When we design a product for one group of users, we may find that it works well for others too. We have to think outside the spheres of influence we normally spend time in. When we do this, we find inspiration for great projects like Microsoft’s Adaptive Controller, Pinterest’s search for makeup based on skin tones, and a tilting sink for wheelchair users and children. Learning how others adapt to the world around them sparks innovative thought.

Here are a couple of other solutions to design challenges that can inspire how you work in your own spheres. Each was created to benefit a specific underrepresented group, but could be scaled to benefit many other groups facing similar challenges.

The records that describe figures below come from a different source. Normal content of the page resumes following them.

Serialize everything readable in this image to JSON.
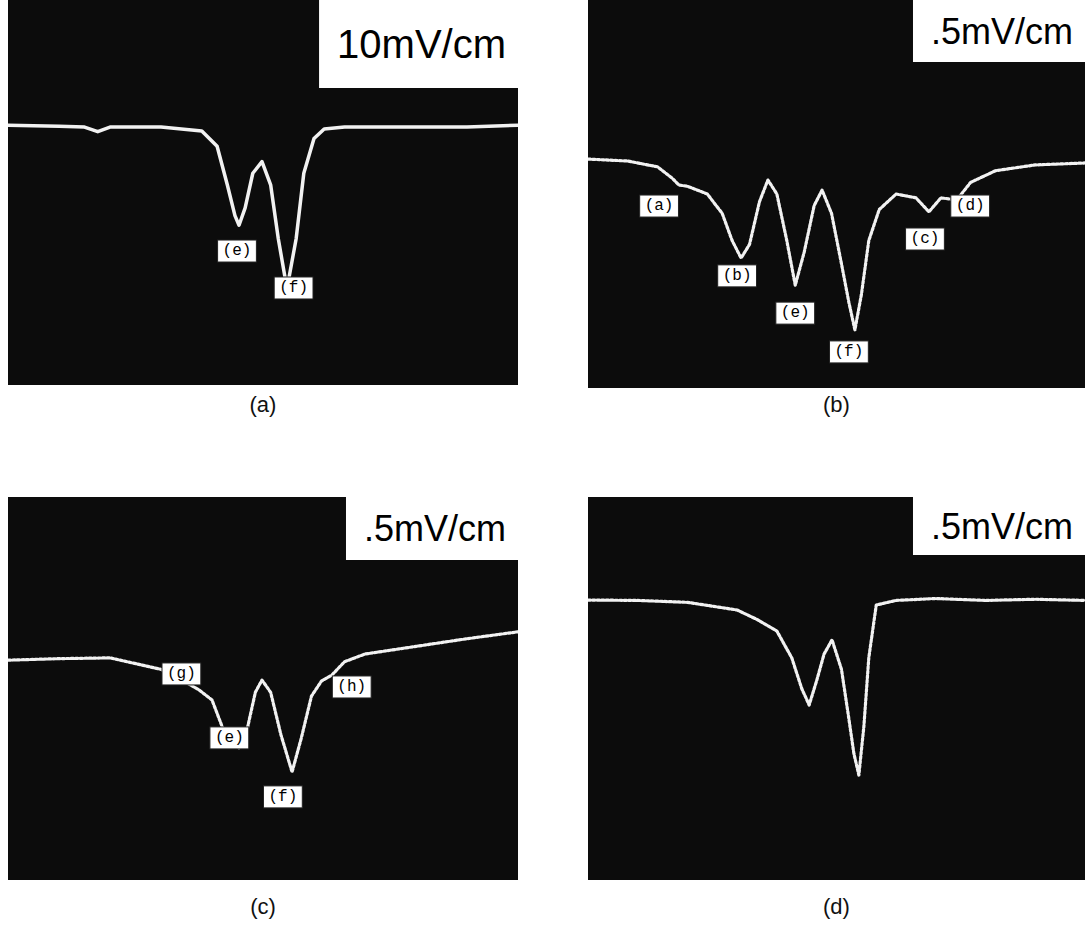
{
  "chart_data": [
    {
      "type": "line",
      "title": "(a)",
      "subtitle": "10mV/cm",
      "xlim": [
        0,
        100
      ],
      "ylim": [
        0,
        100
      ],
      "tick_labels": false,
      "x": [
        0,
        10,
        15,
        17.6,
        20,
        30,
        38,
        41,
        43,
        44.5,
        45.3,
        46.5,
        48,
        49.8,
        51.5,
        53,
        54.7,
        56.5,
        58,
        60,
        62,
        66,
        75,
        90,
        100
      ],
      "series": [
        {
          "color": "#f2f2f2",
          "line_style": "solid",
          "values": [
            67.5,
            67.2,
            67,
            65.8,
            67,
            67,
            66,
            62,
            52,
            44,
            41.5,
            46,
            55,
            58,
            52,
            38,
            25,
            38,
            55,
            64,
            66.5,
            67,
            67,
            67,
            67.5
          ]
        }
      ],
      "annotations": [
        {
          "text": "(e)",
          "x": 44.9,
          "y": 34.8
        },
        {
          "text": "(f)",
          "x": 56,
          "y": 25.2
        }
      ]
    },
    {
      "type": "line",
      "title": "(b)",
      "subtitle": ".5mV/cm",
      "xlim": [
        0,
        100
      ],
      "ylim": [
        0,
        100
      ],
      "tick_labels": false,
      "x": [
        0,
        8,
        14,
        17,
        18.3,
        20,
        24,
        27,
        29,
        30.8,
        32.5,
        34.5,
        36.2,
        38,
        40,
        41.7,
        43.5,
        45.5,
        47.1,
        49,
        51,
        52.5,
        53.7,
        55,
        56.5,
        58.6,
        62,
        66,
        68.6,
        71,
        74.2,
        77,
        82,
        90,
        100
      ],
      "series": [
        {
          "color": "#f2f2f2",
          "line_style": "dotted",
          "values": [
            59,
            58.5,
            57,
            54,
            52.3,
            52,
            50,
            45,
            38,
            33.5,
            37,
            48,
            53.6,
            50,
            38,
            26.5,
            35,
            47,
            51,
            45,
            32,
            22,
            15,
            24,
            38,
            46,
            50,
            49,
            45.4,
            49,
            48.5,
            53,
            56,
            57.5,
            58
          ]
        }
      ],
      "annotations": [
        {
          "text": "(a)",
          "x": 14.3,
          "y": 46.9
        },
        {
          "text": "(b)",
          "x": 30,
          "y": 28.9
        },
        {
          "text": "(e)",
          "x": 41.7,
          "y": 19.3
        },
        {
          "text": "(f)",
          "x": 52.5,
          "y": 9.3
        },
        {
          "text": "(c)",
          "x": 67.8,
          "y": 38.4
        },
        {
          "text": "(d)",
          "x": 76.9,
          "y": 46.9
        }
      ]
    },
    {
      "type": "line",
      "title": "(c)",
      "subtitle": ".5mV/cm",
      "xlim": [
        0,
        100
      ],
      "ylim": [
        0,
        100
      ],
      "tick_labels": false,
      "x": [
        0,
        10,
        20,
        30,
        35,
        37.5,
        40,
        42,
        43.5,
        45.3,
        47,
        48.5,
        49.8,
        51.5,
        53.5,
        55.7,
        57.5,
        59.5,
        61.5,
        63.5,
        66,
        70,
        80,
        90,
        100
      ],
      "series": [
        {
          "color": "#f2f2f2",
          "line_style": "dotted",
          "values": [
            57.4,
            57.8,
            58,
            55,
            51.5,
            49.6,
            47,
            40,
            36,
            34.5,
            40,
            49,
            52.2,
            49,
            38,
            28.2,
            37,
            48,
            52,
            53.5,
            57,
            59,
            61,
            63,
            64.8
          ]
        }
      ],
      "annotations": [
        {
          "text": "(g)",
          "x": 34,
          "y": 53.8
        },
        {
          "text": "(e)",
          "x": 43.4,
          "y": 37.1
        },
        {
          "text": "(f)",
          "x": 53.9,
          "y": 21.7
        },
        {
          "text": "(h)",
          "x": 67.4,
          "y": 50.4
        }
      ]
    },
    {
      "type": "line",
      "title": "(d)",
      "subtitle": ".5mV/cm",
      "xlim": [
        0,
        100
      ],
      "ylim": [
        0,
        100
      ],
      "tick_labels": false,
      "x": [
        0,
        10,
        20,
        30,
        34.2,
        38,
        41,
        43,
        44.5,
        46,
        47.5,
        49.1,
        51,
        52.5,
        53.5,
        54.5,
        55.5,
        56.5,
        58,
        62,
        70,
        80,
        90,
        100
      ],
      "series": [
        {
          "color": "#f2f2f2",
          "line_style": "dotted",
          "values": [
            73.1,
            73,
            72.5,
            70.5,
            67.9,
            65,
            58,
            50,
            45.7,
            52,
            59,
            62.7,
            55,
            42,
            33,
            27.4,
            40,
            58,
            71.8,
            73,
            73.5,
            73,
            73.3,
            73
          ]
        }
      ],
      "annotations": []
    }
  ]
}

  • Mozambique is a country with 22,000 miles of roadways, and almost 80% of them are unpaved. How else do you improve medical outcomes when you can’t reliably transport patients, lab samples, or medication? Drones are one way to bridge the care gap, by delivering medication and lab samples to where they’re needed most. Technology can solve this specific problem, but it can also then be applied to rural areas like Montana, the Northwest Territories in Canada, or other remote areas of the world.
  • In India, a country of 780 languages with almost as many different writing systems, it can be impossible to reach an audience beyond those in your direct cultural group. Google is helping to facilitate content creation in India by providing new tools for listening to webpages, as well as translating PDFs containing text in Indian languages into an editable format. These new content management tools are making the web more relevant for Indians as more content is created in, or translated into, their native languages. These same tools can give a voice to underrepresented communities. They could help preserve endangered languages and cultures like the Pawnee in the United States, the Ainu in Japan, or the Mixtec in Mexico.
  • China is attempting to leapfrog the US in technology while modernizing a still mostly rural country. With vast populations of billions of people connected through smartphones and apps like WeChat, new technological solutions to social problems become possible, such as “rural Taobao,” an extension of Alibaba’s enormous e-commerce market into far-flung areas, through which “even the most remote villages can buy cotton bedding… and the end-to-end logistics are taken care of.” These digital payment and shopping solutions could serve as a model for the future of economies worldwide.

Design For the Entirety of the Human Experience

When we design diverse products, we find opportunities to uncover the shared experience that unify us. Inclusive design builds trust and increases adoption; it’s a virtuous cycle that encourages investment into inclusive platforms that serve more users. When we consider examples such as these, and how they solve very human problems—access to healthcare and goods in rural areas, staying connected despite the vastness of the earth, communicating a shared human experience across the languages that separate us—the purpose of inclusive design becomes more clear. We have three opportunities in front of us as designers:

  • Eradicating exclusive designs and improving human access to the world (digital and physical)
  • Advocating for underrepresented groups
  • Creating products that embrace the full range of human diversity

As Ian Lynam has said, “Design should express the richness of our era”, and thanks to connected technology, we have more access to the entirety of human knowledge than ever before. If you limit your thinking to a Western, affluent, white, male perspective of the world (for example), you are designing for a small slice of your 7.4 billion potential users. You must step outside your comfort zone, and begin designing solutions to the problems all of your users face—not just the problems that you share.